Multiple Pipeline,scrapy can be configured here. According to the priority, the item is handed over to each item for processing, and the result of each processing is passed to the next pipeline for processing.
You can configure multiple pipeline like this:
ITEM_PIPELINES = {
'400 miao.pipelines.Pipeline00':
'miao.pipelines.Pipeline01': 401
'miao.pipelines.Pipeline02': 402
'miao.pipelines.Pipeline03': 403
# #...
}
Middleware-- middleware
Through Middleware, we can make some changes to the request information, such as the commonly used settings UA, proxy, login information, and so on, which can be configured through Middleware.

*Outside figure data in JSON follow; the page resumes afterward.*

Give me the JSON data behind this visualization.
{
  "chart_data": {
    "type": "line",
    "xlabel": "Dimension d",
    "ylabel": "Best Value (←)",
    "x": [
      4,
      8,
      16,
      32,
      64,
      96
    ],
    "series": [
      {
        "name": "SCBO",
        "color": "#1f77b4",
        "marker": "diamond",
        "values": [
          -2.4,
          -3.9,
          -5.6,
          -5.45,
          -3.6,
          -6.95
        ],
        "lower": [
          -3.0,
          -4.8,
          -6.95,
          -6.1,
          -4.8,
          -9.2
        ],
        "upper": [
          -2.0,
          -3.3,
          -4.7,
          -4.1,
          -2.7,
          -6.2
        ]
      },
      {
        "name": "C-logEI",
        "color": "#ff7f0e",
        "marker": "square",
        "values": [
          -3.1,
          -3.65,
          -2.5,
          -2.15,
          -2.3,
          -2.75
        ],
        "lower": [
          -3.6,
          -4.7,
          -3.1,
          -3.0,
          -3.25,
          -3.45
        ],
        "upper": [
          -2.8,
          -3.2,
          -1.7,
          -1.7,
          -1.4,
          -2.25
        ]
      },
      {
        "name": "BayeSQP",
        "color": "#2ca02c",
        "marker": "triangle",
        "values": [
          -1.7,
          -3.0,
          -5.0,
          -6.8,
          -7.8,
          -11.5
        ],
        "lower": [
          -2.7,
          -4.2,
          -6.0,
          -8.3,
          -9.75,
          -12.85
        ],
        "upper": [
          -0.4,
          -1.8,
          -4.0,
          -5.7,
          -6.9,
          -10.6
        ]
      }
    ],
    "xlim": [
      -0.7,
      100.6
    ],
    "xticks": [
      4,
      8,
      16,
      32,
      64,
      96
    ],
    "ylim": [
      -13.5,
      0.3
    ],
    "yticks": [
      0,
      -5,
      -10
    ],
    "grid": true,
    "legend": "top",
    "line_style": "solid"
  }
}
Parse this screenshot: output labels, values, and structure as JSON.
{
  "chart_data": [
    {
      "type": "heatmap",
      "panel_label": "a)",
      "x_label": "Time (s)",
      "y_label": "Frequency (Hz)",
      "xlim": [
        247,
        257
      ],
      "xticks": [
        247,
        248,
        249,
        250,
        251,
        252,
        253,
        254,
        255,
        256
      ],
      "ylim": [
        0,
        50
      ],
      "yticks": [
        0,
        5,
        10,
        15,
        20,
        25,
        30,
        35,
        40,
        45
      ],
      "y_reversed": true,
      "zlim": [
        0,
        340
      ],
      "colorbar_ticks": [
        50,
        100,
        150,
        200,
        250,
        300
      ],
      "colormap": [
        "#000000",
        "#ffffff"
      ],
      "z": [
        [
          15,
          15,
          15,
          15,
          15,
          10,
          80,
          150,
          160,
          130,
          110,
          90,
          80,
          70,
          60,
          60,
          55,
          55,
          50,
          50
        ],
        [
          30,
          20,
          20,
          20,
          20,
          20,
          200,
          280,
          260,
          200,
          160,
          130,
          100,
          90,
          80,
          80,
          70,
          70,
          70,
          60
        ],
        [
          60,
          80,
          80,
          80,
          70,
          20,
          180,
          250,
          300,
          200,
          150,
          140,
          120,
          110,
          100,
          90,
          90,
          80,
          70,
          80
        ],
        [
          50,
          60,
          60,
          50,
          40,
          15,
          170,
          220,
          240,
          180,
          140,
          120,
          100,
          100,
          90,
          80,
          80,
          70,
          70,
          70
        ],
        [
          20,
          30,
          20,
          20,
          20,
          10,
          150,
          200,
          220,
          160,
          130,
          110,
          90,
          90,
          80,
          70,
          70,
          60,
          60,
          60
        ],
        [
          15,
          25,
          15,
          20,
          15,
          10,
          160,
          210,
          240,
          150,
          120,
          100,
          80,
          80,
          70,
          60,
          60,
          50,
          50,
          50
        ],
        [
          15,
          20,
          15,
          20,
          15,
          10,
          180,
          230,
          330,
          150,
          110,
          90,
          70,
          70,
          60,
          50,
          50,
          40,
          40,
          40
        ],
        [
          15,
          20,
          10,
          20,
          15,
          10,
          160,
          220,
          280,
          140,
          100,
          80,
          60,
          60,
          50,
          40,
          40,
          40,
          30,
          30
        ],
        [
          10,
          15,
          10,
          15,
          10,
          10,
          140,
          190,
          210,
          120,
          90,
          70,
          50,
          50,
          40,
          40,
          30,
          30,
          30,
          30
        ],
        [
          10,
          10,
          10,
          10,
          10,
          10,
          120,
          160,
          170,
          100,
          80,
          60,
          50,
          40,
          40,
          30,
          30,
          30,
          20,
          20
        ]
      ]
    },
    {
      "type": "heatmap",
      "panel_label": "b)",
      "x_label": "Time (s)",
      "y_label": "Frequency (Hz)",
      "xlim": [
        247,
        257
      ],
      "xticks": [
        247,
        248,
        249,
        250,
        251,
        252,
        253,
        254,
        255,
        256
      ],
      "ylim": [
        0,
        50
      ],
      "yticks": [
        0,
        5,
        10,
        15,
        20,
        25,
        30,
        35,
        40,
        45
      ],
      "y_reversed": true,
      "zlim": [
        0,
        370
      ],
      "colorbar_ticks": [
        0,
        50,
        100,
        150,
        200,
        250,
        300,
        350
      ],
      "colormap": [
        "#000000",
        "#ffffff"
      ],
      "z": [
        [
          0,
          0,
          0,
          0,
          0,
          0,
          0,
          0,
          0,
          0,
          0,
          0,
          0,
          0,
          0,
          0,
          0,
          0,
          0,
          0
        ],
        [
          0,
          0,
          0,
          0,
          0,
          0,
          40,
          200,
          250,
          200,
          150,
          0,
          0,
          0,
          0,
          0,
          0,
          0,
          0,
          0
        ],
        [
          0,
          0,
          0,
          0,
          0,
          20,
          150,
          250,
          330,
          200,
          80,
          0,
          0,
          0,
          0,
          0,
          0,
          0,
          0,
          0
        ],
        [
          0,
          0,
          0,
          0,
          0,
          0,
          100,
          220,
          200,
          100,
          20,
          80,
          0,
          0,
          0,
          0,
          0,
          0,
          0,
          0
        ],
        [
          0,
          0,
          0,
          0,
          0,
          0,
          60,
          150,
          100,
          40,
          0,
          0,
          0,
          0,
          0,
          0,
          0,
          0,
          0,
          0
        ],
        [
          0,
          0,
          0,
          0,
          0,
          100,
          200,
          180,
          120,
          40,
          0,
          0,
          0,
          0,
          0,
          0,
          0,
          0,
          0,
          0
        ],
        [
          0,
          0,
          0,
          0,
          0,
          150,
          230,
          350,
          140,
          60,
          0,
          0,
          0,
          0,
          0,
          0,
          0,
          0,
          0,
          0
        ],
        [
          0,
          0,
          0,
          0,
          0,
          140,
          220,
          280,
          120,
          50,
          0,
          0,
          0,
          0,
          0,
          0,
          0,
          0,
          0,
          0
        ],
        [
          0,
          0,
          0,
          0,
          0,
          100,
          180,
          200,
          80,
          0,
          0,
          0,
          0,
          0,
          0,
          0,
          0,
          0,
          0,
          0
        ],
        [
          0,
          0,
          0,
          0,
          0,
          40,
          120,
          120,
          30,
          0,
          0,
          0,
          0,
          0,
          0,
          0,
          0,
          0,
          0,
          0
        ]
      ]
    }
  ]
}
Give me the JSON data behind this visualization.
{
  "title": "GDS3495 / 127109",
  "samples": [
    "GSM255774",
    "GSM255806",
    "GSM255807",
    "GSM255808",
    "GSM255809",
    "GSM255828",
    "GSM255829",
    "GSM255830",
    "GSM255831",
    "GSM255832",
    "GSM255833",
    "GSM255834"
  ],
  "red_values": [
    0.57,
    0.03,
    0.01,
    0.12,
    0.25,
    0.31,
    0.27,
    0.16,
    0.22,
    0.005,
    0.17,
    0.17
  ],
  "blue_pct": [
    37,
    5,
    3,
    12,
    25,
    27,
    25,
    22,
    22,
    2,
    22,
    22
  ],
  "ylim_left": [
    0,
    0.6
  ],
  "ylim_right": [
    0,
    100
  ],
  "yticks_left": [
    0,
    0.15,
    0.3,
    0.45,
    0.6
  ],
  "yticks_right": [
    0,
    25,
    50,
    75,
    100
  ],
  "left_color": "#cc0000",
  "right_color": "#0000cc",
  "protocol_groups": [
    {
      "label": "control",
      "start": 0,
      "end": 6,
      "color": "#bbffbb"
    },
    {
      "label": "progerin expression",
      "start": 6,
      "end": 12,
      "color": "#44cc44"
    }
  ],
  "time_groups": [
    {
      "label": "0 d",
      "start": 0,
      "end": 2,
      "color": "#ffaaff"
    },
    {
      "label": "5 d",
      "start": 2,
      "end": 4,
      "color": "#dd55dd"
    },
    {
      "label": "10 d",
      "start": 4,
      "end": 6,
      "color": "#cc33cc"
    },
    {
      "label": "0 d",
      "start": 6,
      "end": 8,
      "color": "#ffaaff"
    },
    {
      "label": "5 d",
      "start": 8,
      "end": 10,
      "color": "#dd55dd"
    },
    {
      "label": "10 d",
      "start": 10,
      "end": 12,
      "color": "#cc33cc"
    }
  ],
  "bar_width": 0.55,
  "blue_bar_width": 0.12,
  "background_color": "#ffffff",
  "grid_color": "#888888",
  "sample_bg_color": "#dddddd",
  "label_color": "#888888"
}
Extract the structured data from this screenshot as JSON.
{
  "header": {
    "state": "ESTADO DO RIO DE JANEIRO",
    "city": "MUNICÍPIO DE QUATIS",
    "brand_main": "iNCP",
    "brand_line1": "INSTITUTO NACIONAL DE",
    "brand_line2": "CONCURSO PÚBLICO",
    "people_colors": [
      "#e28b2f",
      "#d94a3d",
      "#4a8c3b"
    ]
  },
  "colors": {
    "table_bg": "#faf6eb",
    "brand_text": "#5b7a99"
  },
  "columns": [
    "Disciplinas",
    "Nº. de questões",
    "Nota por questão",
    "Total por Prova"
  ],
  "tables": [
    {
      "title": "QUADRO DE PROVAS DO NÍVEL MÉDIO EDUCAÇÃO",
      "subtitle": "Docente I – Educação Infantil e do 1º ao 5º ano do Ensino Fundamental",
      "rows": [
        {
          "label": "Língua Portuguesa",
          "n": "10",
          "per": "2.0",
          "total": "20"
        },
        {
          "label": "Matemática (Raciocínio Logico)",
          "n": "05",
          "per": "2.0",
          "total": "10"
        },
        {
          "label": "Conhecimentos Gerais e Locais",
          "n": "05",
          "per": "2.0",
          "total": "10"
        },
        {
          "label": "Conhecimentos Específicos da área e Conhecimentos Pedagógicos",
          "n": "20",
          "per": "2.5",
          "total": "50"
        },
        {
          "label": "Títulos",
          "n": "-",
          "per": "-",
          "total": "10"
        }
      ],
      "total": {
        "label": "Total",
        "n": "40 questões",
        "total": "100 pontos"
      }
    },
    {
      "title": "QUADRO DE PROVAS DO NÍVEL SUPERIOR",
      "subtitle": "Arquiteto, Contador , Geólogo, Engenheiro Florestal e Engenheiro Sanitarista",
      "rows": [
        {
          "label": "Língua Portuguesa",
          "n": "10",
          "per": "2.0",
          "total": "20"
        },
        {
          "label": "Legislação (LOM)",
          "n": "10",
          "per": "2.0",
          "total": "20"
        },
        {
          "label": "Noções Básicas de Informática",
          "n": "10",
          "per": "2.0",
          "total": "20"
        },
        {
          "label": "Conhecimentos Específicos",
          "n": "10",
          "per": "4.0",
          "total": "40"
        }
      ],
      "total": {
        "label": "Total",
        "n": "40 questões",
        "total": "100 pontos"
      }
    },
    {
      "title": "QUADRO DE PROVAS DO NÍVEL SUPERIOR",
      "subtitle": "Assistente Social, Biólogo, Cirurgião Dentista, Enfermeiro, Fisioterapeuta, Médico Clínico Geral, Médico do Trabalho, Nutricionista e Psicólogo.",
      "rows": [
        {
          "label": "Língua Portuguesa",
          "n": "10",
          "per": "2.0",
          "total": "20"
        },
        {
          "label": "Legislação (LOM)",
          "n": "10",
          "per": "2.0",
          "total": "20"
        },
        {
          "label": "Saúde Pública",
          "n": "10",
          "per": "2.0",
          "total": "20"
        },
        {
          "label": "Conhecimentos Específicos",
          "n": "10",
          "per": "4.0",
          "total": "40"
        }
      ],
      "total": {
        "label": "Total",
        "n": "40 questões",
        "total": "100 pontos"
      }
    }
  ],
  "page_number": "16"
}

Configuration of 0.Middleware
Similar to the configuration of pipeline, add the name of Middleware to the setting.py, such as
DOWNLOADER_MIDDLEWARES = {
Miao.middleware.UserAgentMiddleware: 401
Miao.middleware.ProxyMiddleware: 402
}
1. Look up UA on a broken website. I want to change UA.
Some websites are not allowed to visit without UA.
Create a middleware.py under the miao folder
Import random
Agents = [
"Mozilla/5.0 (Windows; U; Windows NT 6.1; en-US) AppleWebKit/532.5 (KHTML, like Gecko) Chrome/4.0.249.0 Safari/532.5"
"Mozilla/5.0 (Windows; U; Windows NT 5.2; en-US) AppleWebKit/532.9 (KHTML, like Gecko) Chrome/5.0.310.0 Safari/532.9"
"Mozilla/5.0 (Windows; U; Windows NT 5.1; en-US) AppleWebKit/534.7 (KHTML, like Gecko) Chrome/7.0.514.0 Safari/534.7"
"Mozilla/5.0 (Windows; U; Windows NT 6.0; en-US) AppleWebKit/534.14 (KHTML, like Gecko) Chrome/9.0.601.0 Safari/534.14"
"Mozilla/5.0 (Windows; U; Windows NT 6.1; en-US) AppleWebKit/534.14 (KHTML, like Gecko) Chrome/10.0.601.0 Safari/534.14"
"Mozilla/5.0 (Windows; U; Windows NT 6.1; en-US) AppleWebKit/534.20 (KHTML, like Gecko) Chrome/11.0.672.2 Safari/534.20"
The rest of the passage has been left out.